It’s Business, And It’s Personal

Avoiding car accidents isn’t all on vehicle drivers

On Behalf of | May 22, 2015 | Car Accidents |

Most of the time, when we think of a pedestrian-vehicle accident, the conclusion that’s easy to jump to is that the driver of the vehicle was mostly to blame, if not completely. That’s not a valid conclusion to reach.

Yes, a walker or a bicyclist is more likely to come out on the worst end of things in a collision with a vehicle of any size. The mere physics of the situation suggest that. But there are rules of the road that everyone is required to follow. If negligent behavior by any party results in injury to another, the victim’s right to seek compensation exists. It doesn’t matter if the person at fault happens to be on foot, two wheels or more.

Authorities in Fayetteville have had reason to reinforce a few basic rules of the road in recent weeks. This comes after a couple of notable instances picked up by the local paper.

In one, a group of people was seen chatting in the center turn lane of the street at the Cumberland County Sheriff’s Office. Even when a car pulled into the lane they didn’t move. They just kept talking. The driver had to pull a zigzag maneuver to get into the parking lot.

In the second, a cyclist was using the center lane to cruise down the street. A driver looking to make a turn nearly missed him.

How these kinds of activities could happen outside the Sheriff’s Office without any citations being issued is a question the news report doesn’t address. But in response to the incidents, police offered these reminders.

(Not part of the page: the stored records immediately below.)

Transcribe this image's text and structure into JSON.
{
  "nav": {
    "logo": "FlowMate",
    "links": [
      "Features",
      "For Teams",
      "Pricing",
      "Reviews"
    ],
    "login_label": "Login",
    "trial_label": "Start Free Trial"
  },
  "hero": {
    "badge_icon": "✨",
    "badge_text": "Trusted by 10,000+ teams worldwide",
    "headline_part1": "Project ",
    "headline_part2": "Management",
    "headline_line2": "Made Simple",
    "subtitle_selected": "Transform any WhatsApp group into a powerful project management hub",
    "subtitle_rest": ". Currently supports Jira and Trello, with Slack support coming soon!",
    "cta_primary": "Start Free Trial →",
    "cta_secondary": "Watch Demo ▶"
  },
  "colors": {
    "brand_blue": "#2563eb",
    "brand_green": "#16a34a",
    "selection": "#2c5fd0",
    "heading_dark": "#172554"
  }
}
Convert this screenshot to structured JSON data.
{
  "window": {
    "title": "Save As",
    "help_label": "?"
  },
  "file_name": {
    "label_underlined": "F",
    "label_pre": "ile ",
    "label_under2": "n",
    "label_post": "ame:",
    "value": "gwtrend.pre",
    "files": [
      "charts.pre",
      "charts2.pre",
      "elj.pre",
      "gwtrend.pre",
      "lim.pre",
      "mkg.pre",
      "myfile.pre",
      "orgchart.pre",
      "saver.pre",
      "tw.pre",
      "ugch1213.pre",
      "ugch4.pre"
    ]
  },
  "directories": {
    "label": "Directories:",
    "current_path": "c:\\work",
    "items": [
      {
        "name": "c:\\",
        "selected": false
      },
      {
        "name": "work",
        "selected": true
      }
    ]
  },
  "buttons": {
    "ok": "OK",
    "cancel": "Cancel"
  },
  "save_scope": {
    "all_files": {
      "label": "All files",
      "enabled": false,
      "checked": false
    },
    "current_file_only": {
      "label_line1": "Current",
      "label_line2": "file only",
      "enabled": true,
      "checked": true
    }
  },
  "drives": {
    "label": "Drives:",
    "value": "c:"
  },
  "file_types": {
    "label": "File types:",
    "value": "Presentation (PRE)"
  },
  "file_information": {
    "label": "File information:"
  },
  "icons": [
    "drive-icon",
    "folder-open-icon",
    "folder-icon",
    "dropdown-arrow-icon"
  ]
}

  • If you’re walking, be on the sidewalk. If there is no sidewalk, the law says pedestrians should walk on the far left side of the road facing traffic. That helps walkers see and be seen.
  • If you’re biking, stay to the right. The law says ride with traffic and as close to the edge as is safe. You can use a left turn lane on a road to turn left and you should end the turn in the left-most lane after the turn.

Officials also stress that a cyclist or pedestrian could be found to be at fault for a collision with a vehicle if they ignore the law.